Friday, September 27, 2013

India Raises Rates 25 BP

Last week, the new head of the Reserve Bank of India issued his first policy statement, raising rates 25 basis points while reducing some of the extraordinary measures put into place over the last few months to halt currency outflows.  While many news outlets reported this as a startling development, a sober look at the data would reveal this move was hardly controversial.  First, while inflation dipped in the earlier part of the year (4%-6%), it has since been rising, approaching the higher levels (7%+) seen last year.  Second, the head of the Bank is new, and he would want to establish his inflation fighting credentials for the markets specifically and the economy at large generally.  Seen in the light of these two facts, the move should have been anticipated.  For background on the India situation see these posts: here, here, here and here.

Here are some salient points from the points from the policy announcement:

On the domestic front, growth has weakened with continuing sluggishness in industrial activity and services. The pace of infrastructure project completion is subdued and new project starts remain muted. Consumption, while relatively firm so far, is starting to weaken even in rural areas, with durable goods consumption hit hard. Consequently, growth is trailing below potential and the output gap is widening. Some pick-up is expected on account of the brightening prospects for agriculture due to kharif output and the upturn in exports. Also, as infrastructure investments are expedited, and as projects cleared by the Cabinet Committee on Investment come on stream, growth could pick up in the second half of the year.

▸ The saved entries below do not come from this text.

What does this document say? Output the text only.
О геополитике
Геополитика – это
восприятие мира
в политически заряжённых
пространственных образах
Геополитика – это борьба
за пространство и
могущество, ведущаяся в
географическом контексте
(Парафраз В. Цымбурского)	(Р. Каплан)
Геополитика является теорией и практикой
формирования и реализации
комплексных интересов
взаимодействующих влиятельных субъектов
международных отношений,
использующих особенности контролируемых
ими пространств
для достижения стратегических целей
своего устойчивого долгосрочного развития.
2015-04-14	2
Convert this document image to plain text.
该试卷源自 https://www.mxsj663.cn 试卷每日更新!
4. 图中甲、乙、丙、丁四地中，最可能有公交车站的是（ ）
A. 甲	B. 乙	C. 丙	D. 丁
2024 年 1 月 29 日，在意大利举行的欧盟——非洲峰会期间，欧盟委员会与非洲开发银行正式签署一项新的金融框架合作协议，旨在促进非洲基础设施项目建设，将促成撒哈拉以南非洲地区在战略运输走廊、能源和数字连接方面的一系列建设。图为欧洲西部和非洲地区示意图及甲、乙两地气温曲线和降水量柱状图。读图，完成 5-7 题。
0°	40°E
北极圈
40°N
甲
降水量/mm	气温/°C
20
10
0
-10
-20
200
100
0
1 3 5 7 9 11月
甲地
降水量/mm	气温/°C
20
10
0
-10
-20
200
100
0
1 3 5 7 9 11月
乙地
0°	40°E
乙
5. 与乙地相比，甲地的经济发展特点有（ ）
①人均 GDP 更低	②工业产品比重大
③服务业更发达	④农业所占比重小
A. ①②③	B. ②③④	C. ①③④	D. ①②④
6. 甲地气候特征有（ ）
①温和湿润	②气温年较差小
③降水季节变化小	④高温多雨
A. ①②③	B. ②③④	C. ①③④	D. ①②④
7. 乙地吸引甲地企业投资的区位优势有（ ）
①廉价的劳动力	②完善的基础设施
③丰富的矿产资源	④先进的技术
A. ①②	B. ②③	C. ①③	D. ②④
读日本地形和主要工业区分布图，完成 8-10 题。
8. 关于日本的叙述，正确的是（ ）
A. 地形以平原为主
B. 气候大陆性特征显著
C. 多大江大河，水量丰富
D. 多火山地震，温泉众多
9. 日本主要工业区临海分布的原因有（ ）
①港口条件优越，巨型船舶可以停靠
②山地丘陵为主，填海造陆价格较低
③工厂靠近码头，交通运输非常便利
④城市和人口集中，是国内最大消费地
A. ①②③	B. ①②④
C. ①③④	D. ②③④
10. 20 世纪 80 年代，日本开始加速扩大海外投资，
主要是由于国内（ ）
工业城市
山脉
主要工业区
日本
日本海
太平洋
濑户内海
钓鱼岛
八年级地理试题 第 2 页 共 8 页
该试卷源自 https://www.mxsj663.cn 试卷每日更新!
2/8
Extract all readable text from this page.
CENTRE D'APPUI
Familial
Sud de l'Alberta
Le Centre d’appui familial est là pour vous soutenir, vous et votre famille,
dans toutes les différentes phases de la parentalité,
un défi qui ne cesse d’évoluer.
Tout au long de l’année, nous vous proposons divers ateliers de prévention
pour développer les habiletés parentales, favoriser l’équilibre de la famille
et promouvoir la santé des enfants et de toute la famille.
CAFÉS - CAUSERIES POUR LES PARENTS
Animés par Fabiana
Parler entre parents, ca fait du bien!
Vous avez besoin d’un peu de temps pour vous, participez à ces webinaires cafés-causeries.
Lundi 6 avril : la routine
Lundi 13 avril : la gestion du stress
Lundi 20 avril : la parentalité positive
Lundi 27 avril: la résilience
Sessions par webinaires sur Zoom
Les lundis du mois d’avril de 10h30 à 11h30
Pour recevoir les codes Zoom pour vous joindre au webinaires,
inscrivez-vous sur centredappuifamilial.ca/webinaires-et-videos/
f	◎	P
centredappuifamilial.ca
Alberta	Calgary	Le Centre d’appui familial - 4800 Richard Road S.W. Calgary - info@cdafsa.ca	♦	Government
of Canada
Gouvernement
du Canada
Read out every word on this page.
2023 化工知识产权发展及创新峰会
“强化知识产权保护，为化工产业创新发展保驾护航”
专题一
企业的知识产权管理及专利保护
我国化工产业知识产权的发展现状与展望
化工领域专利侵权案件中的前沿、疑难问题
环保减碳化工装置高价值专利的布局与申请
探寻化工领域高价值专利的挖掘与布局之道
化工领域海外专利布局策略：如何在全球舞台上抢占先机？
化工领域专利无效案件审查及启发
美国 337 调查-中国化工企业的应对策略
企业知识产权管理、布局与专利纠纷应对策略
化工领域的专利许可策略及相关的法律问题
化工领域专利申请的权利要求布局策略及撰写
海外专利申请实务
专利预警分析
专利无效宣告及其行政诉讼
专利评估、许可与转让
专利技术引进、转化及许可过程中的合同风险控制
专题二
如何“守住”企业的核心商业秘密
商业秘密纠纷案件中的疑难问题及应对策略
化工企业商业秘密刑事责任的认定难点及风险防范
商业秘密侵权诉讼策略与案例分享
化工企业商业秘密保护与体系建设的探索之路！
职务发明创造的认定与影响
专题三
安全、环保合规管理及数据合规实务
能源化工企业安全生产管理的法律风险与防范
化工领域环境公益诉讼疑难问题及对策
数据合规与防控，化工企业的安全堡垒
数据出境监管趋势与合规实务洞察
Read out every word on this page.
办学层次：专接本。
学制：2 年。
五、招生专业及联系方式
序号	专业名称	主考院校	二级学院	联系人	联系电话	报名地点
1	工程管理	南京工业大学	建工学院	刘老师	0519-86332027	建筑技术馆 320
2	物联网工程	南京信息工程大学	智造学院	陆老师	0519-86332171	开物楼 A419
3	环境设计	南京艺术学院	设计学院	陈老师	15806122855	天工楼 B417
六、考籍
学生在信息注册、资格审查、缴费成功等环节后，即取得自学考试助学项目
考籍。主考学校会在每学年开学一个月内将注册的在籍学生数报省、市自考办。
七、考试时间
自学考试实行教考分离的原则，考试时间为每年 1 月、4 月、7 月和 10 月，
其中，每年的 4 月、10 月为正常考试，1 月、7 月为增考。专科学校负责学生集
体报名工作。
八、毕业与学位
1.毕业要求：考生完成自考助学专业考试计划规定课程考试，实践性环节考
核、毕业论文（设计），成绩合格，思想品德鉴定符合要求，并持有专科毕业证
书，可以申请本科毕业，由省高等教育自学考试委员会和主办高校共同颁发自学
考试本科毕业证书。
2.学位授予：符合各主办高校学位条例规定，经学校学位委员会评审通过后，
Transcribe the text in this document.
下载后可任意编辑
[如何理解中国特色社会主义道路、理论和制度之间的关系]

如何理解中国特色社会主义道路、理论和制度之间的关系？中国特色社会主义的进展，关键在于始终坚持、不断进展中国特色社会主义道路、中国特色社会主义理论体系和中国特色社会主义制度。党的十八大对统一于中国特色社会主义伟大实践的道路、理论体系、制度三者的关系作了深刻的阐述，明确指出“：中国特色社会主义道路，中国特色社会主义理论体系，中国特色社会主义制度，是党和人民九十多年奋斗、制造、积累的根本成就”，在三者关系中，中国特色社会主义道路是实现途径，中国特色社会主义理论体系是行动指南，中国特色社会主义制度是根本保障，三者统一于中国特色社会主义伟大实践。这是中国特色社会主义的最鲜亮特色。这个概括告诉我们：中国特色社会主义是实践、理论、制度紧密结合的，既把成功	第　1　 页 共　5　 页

WPI inflation, which had eased in Q1 of 2013-14, has started rising again as the pass-through of fuel price increases has been compounded by the sharp depreciation of the rupee and rising international commodity prices. The negative output gap will exercise downward pressure on inflation, and the process will be aided as supply side constraints, especially relating to food and infrastructure, ease. However, the current assessment is that in the absence of an appropriate policy response, WPI inflation will be higher than initially projected over the rest of the year. What is equally worrisome is that inflation at the retail level, measured by the CPI, has been high for a number of years, entrenching inflation expectations at elevated levels and eroding consumer and business confidence. Although better prospects of a robust kharif harvest will lead to some moderation in CPI inflation, there is no room for complacency.